For decades, these asteroids were considered mere leftovers from the formation of Jupiter’s largest moons. But in the last 25 years, scientists have realized that the Jupiter Trojans could provide major clues to our solar system’s chaotic youth.
Early days of chaos
Astronomers know from telescopes on Earth that the Jupiter Trojans come in a variety of colors, which suggests they’re not all made of the same materials. Yet somehow this melange of small bodies ended up settling into extremely stable—and hard-to-enter—orbits alongside Jupiter.

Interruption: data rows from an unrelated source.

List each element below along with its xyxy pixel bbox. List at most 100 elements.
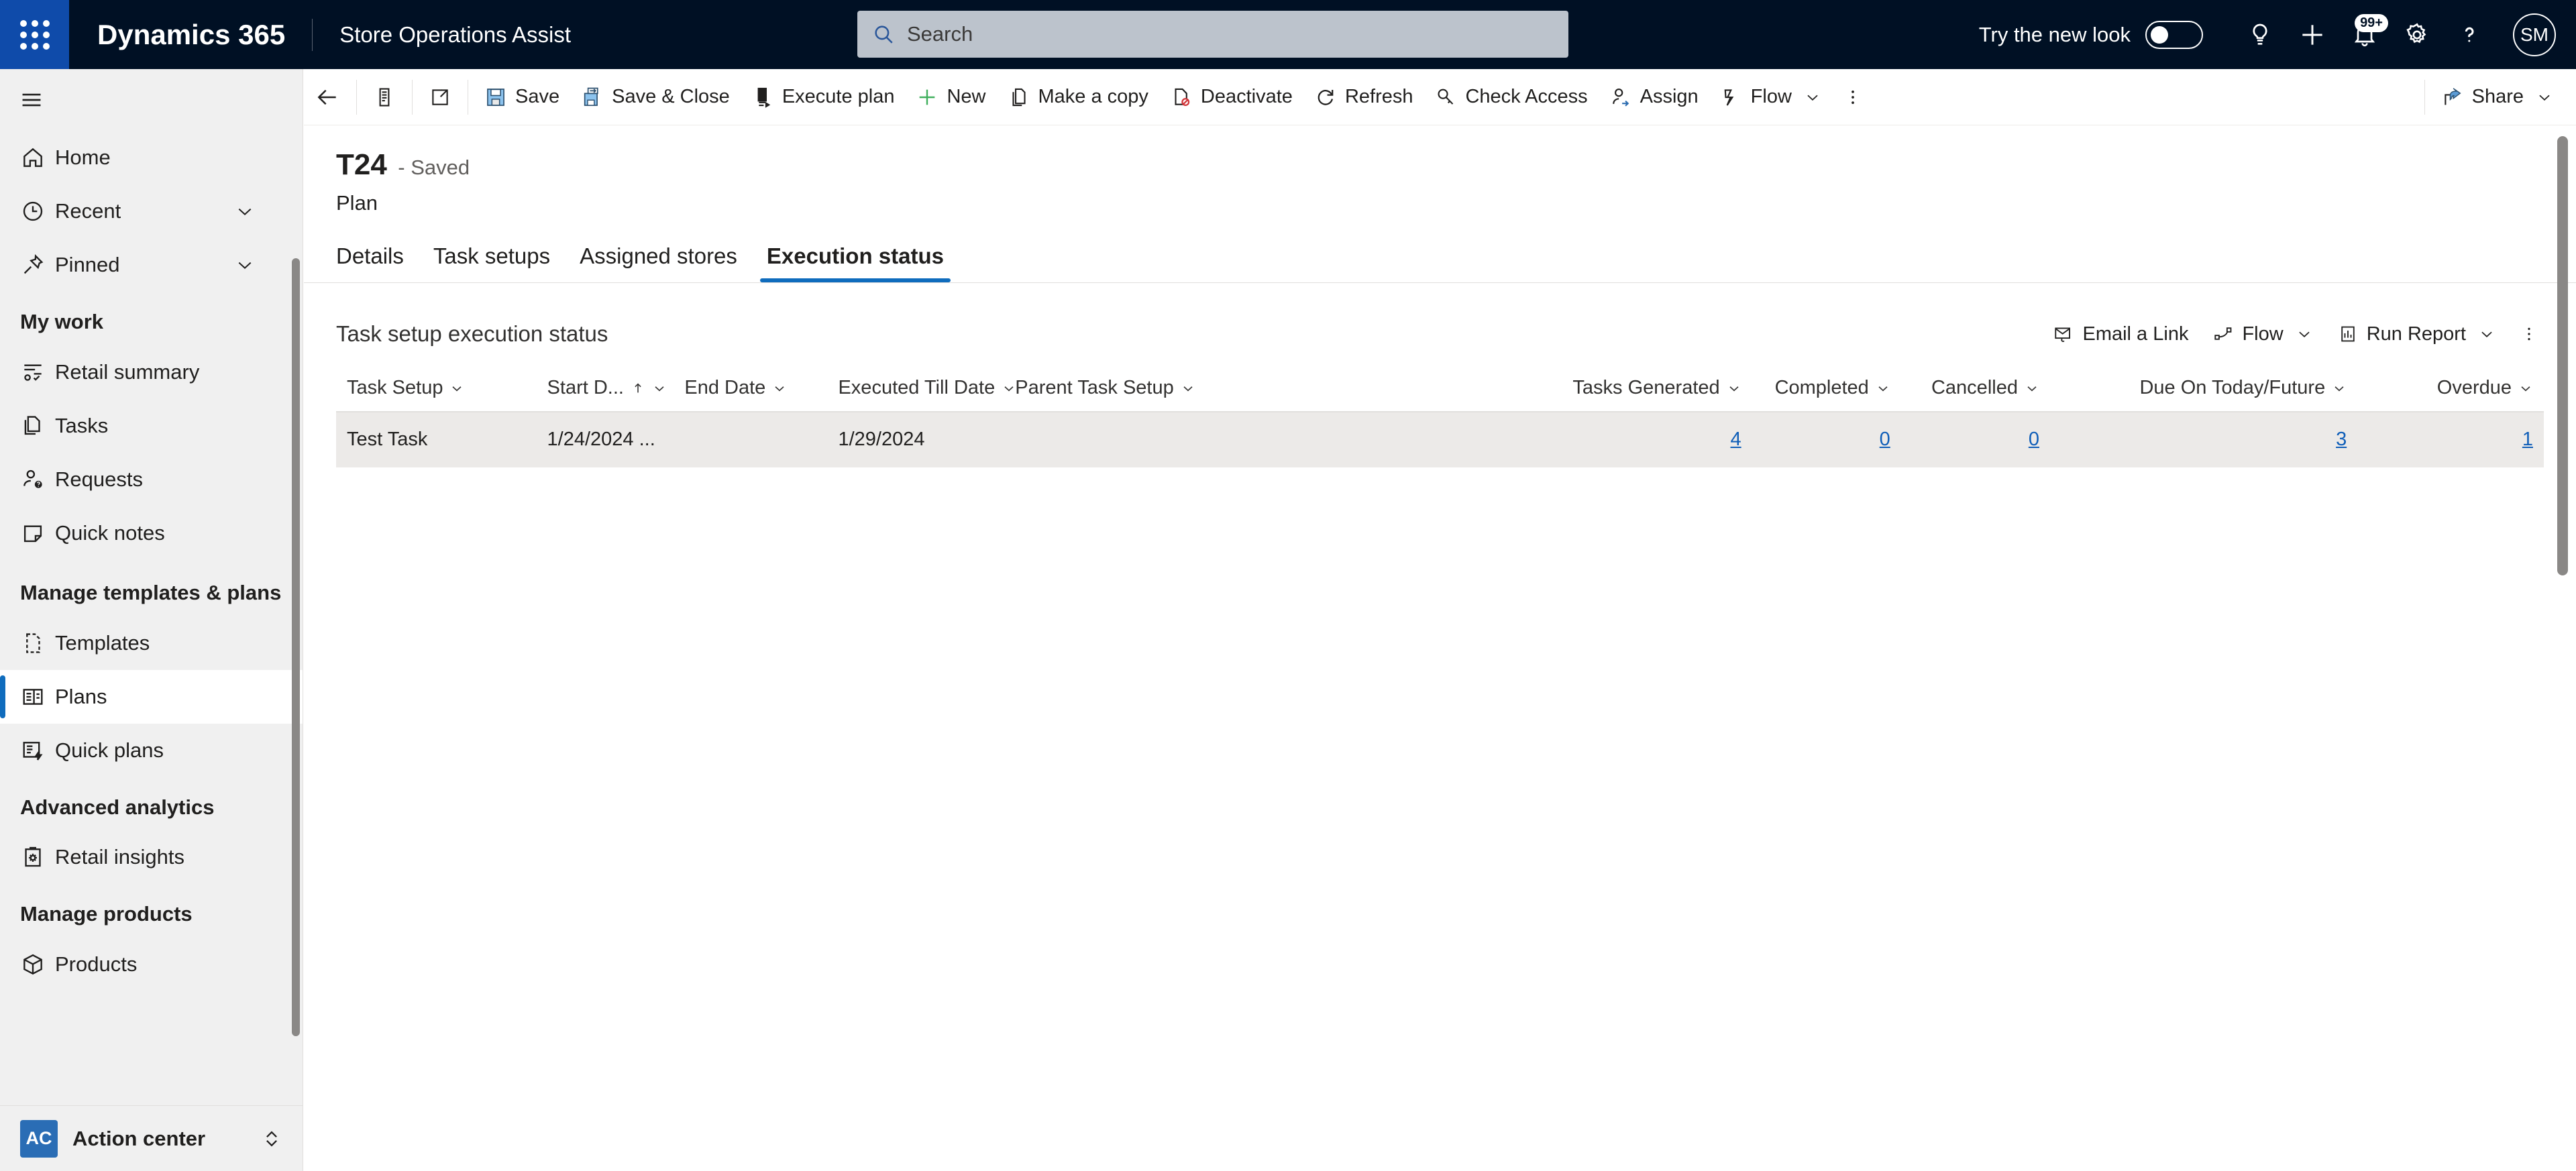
grid-flow-button[interactable]: Flow — [2200, 317, 2324, 352]
cell-tasks-generated: 4 — [1507, 412, 1752, 467]
execute-plan-icon — [757, 87, 771, 108]
search-input[interactable] — [907, 22, 1554, 46]
sidebar-toggle-button[interactable] — [0, 69, 303, 131]
check-access-button[interactable]: Check Access — [1424, 69, 1598, 125]
column-label: Executed Till Date — [838, 377, 996, 398]
column-label: Tasks Generated — [1572, 377, 1720, 398]
action-center-label: Action center — [72, 1126, 206, 1150]
grid-flow-label: Flow — [2242, 323, 2284, 345]
command-divider — [356, 79, 357, 115]
search-icon — [875, 25, 893, 44]
sidebar-scrollbar-thumb[interactable] — [292, 258, 300, 1036]
column-header-cancelled[interactable]: Cancelled — [1900, 365, 2050, 412]
flow-button[interactable]: Flow — [1709, 69, 1832, 125]
sidebar-item-templates[interactable]: Templates — [0, 616, 303, 670]
column-header-completed[interactable]: Completed — [1752, 365, 1901, 412]
share-button[interactable]: Share — [2430, 69, 2576, 125]
column-header-executed-till-date[interactable]: Executed Till Date — [827, 365, 1014, 412]
email-link-icon — [2055, 327, 2071, 342]
completed-link[interactable]: 0 — [1880, 429, 1890, 450]
new-button[interactable]: New — [905, 69, 996, 125]
analytics-icon — [20, 359, 55, 385]
tasks-generated-link[interactable]: 4 — [1731, 429, 1741, 450]
sidebar-item-label: Plans — [55, 684, 107, 708]
chevron-down-icon[interactable] — [2296, 325, 2313, 343]
sidebar-item-label: Recent — [55, 199, 121, 223]
sidebar-item-quick-notes[interactable]: Quick notes — [0, 506, 303, 560]
column-label: Task Setup — [347, 377, 443, 398]
top-header-bar: Dynamics 365 Store Operations Assist Try… — [0, 0, 2576, 69]
chevron-down-icon[interactable] — [2478, 325, 2496, 343]
clock-icon — [20, 199, 55, 224]
cell-parent-task-setup — [1004, 412, 1508, 467]
column-header-start-date[interactable]: Start D... — [536, 365, 674, 412]
column-header-overdue[interactable]: Overdue — [2357, 365, 2544, 412]
sidebar-item-tasks[interactable]: Tasks — [0, 399, 303, 453]
form-selector-button[interactable] — [362, 69, 407, 125]
main-scrollbar-thumb[interactable] — [2557, 136, 2568, 575]
cancelled-link[interactable]: 0 — [2029, 429, 2039, 450]
insights-button[interactable] — [2234, 9, 2286, 61]
email-a-link-button[interactable]: Email a Link — [2041, 317, 2200, 352]
column-header-due-on-today-future[interactable]: Due On Today/Future — [2049, 365, 2358, 412]
column-header-tasks-generated[interactable]: Tasks Generated — [1507, 365, 1752, 412]
help-button[interactable] — [2443, 9, 2496, 61]
avatar[interactable]: SM — [2513, 13, 2556, 56]
chevron-down-icon[interactable] — [234, 254, 256, 276]
column-header-end-date[interactable]: End Date — [674, 365, 828, 412]
cell-task-setup[interactable]: Test Task — [336, 412, 537, 467]
pin-icon — [20, 252, 55, 278]
due-on-today-future-link[interactable]: 3 — [2336, 429, 2347, 450]
column-label: Start D... — [547, 377, 624, 398]
sidebar-item-quick-plans[interactable]: Quick plans — [0, 724, 303, 777]
grid-overflow-button[interactable] — [2508, 317, 2544, 351]
tab-assigned-stores[interactable]: Assigned stores — [565, 238, 752, 282]
more-vertical-icon — [2528, 327, 2530, 341]
sidebar-item-requests[interactable]: Requests — [0, 453, 303, 506]
notification-badge: 99+ — [2355, 13, 2388, 32]
sidebar-group-advanced-analytics: Advanced analytics — [20, 795, 215, 819]
notifications-button[interactable]: 99+ — [2339, 9, 2391, 61]
action-center-badge: AC — [20, 1119, 58, 1158]
brand-title[interactable]: Dynamics 365 — [97, 19, 285, 51]
column-header-parent-task-setup[interactable]: Parent Task Setup — [1004, 365, 1508, 412]
sidebar-item-recent[interactable]: Recent — [0, 184, 303, 238]
chevron-down-icon — [2521, 386, 2530, 391]
run-report-button[interactable]: Run Report — [2325, 317, 2508, 352]
sidebar-item-retail-summary[interactable]: Retail summary — [0, 345, 303, 399]
tab-task-setups[interactable]: Task setups — [419, 238, 565, 282]
settings-button[interactable] — [2391, 9, 2443, 61]
refresh-button[interactable]: Refresh — [1303, 69, 1424, 125]
column-header-task-setup[interactable]: Task Setup — [336, 365, 537, 412]
sidebar-item-pinned[interactable]: Pinned — [0, 238, 303, 292]
chevron-down-icon — [1004, 386, 1014, 391]
deactivate-button[interactable]: Deactivate — [1159, 69, 1303, 125]
make-a-copy-button[interactable]: Make a copy — [997, 69, 1159, 125]
pop-out-button[interactable] — [418, 69, 462, 125]
tab-execution-status[interactable]: Execution status — [752, 238, 959, 282]
chevron-updown-icon[interactable] — [260, 1127, 283, 1150]
quick-create-button[interactable] — [2286, 9, 2339, 61]
app-launcher-button[interactable] — [0, 0, 69, 69]
sidebar-item-home[interactable]: Home — [0, 131, 303, 184]
main-content: T24 - Saved Plan Details Task setups Ass… — [304, 125, 2576, 1171]
assign-button[interactable]: Assign — [1599, 69, 1709, 125]
chevron-down-icon[interactable] — [2536, 89, 2553, 106]
chevron-down-icon[interactable] — [1804, 89, 1821, 106]
table-row[interactable]: Test Task 1/24/2024 ... 1/29/2024 4 0 0 — [336, 412, 2544, 467]
sidebar-item-retail-insights[interactable]: Retail insights — [0, 830, 303, 884]
action-center-button[interactable]: AC Action center — [0, 1105, 303, 1171]
chevron-down-icon[interactable] — [234, 201, 256, 222]
sidebar-item-products[interactable]: Products — [0, 938, 303, 991]
new-look-toggle[interactable] — [2145, 20, 2203, 49]
save-button[interactable]: Save — [474, 69, 570, 125]
sidebar-item-plans[interactable]: Plans — [0, 669, 303, 724]
overdue-link[interactable]: 1 — [2522, 429, 2533, 450]
tab-details[interactable]: Details — [336, 238, 419, 282]
execute-plan-button[interactable]: Execute plan — [741, 69, 906, 125]
search-box[interactable] — [857, 11, 1568, 58]
command-overflow-button[interactable] — [1832, 69, 1874, 125]
back-button[interactable] — [304, 69, 351, 125]
app-name[interactable]: Store Operations Assist — [339, 22, 571, 48]
save-and-close-button[interactable]: Save & Close — [570, 69, 741, 125]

“Since they share the same orbit of Jupiter, they are kind of like witnesses to everything that’s happened with Jupiter,” says Simona Pirani, a postdoctoral researcher at the University of Copenhagen who studies the solar system’s early formation. And untangling the history of Jupiter, the largest planet, is crucial to the story of the whole system.

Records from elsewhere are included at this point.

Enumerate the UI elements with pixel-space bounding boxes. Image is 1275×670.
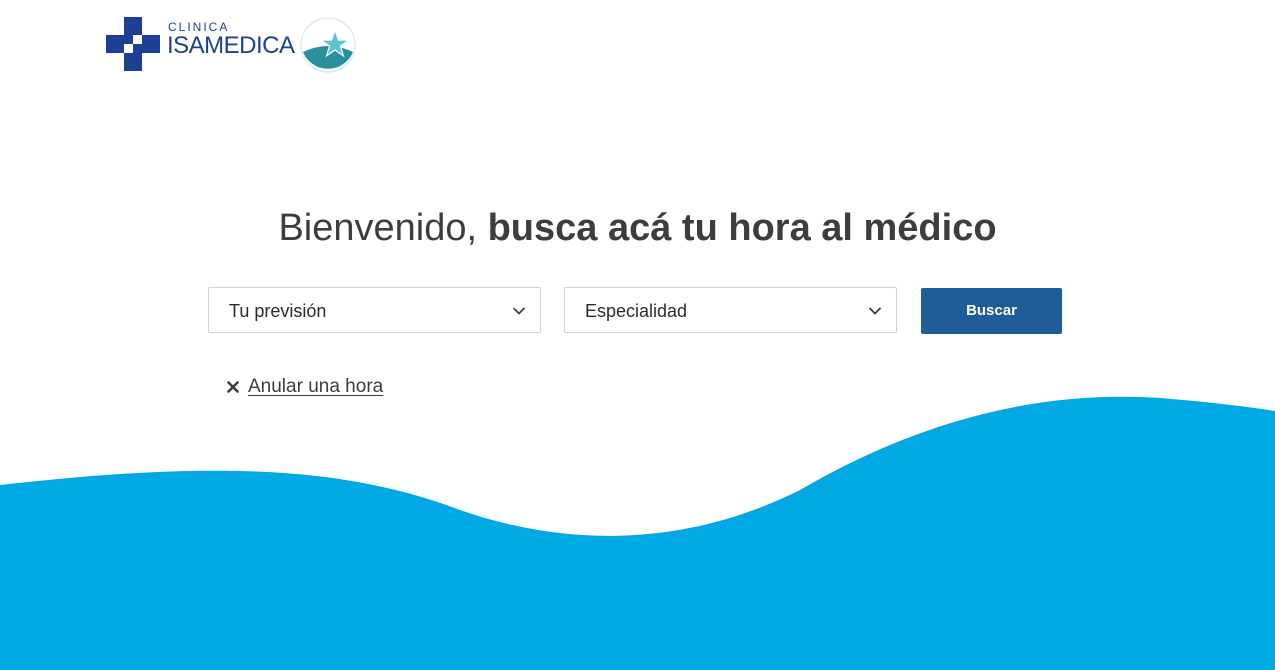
chevron-down-icon <box>869 307 881 315</box>
medical-cross-logo-icon <box>106 17 160 71</box>
accreditation-seal-icon <box>300 17 356 73</box>
page-title-greeting: Bienvenido, <box>278 207 488 249</box>
especialidad-select[interactable]: Especialidad <box>564 287 897 333</box>
decorative-wave <box>0 396 1275 670</box>
page-title-emphasis: busca acá tu hora al médico <box>487 207 997 249</box>
brand-name: ISAMEDICA <box>167 32 295 59</box>
prevision-select-value: Tu previsión <box>229 301 327 321</box>
search-button[interactable]: Buscar <box>921 288 1062 334</box>
chevron-down-icon <box>513 307 525 315</box>
prevision-select[interactable]: Tu previsión <box>208 287 541 333</box>
page-title: Bienvenido, busca acá tu hora al médico <box>0 207 1275 250</box>
especialidad-select-value: Especialidad <box>585 301 688 321</box>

In 2005 Levison and his colleagues at the Côte d’Azur Observatory in Nice, France, published an influential hypothesis—now called the Nice model—that proposed an era of chaos in the solar system’s youth.
In the Nice model and other scenarios like it, the solar system began with many more small bodies than it has now, and Jupiter, Saturn, Uranus, and Neptune migrated inward as they first formed. After they grew to large planets, the gas giants’ gravitational dances with tiny “planetesimals” shifted their orbits bit by bit, until they slipped into an unstable configuration.
Suddenly, the giant planets are thought to have spiraled outward to their current positions, scattering many small bodies out of the solar system and jumbling up some of those that remained. Some theories even suggest that a fifth gas giant may have been ejected from the solar system around this time, adding to the chaos.
Jupiter may have captured its Trojan asteroids during all the hullabaloo, many of which likely formed beyond Neptune. In the years since the Nice model was first published, theorists have updated it to try and explain even more of the Trojans’ unusual features. Others have tested whether some of the Jupiter Trojans could have been captured even earlier in the solar system’s formation, possibly even when an infant Jupiter was only the size of Earth.
But to test these theories about the formation and evolution of the solar system, scientists need to visit the Jupiter Trojans up close.
“I’m looking forward to finding something that I never expected,” Levison says. “There’s no doubt!”
This story has been updated to reflect the successful launch of NASA's Lucy spacecraft.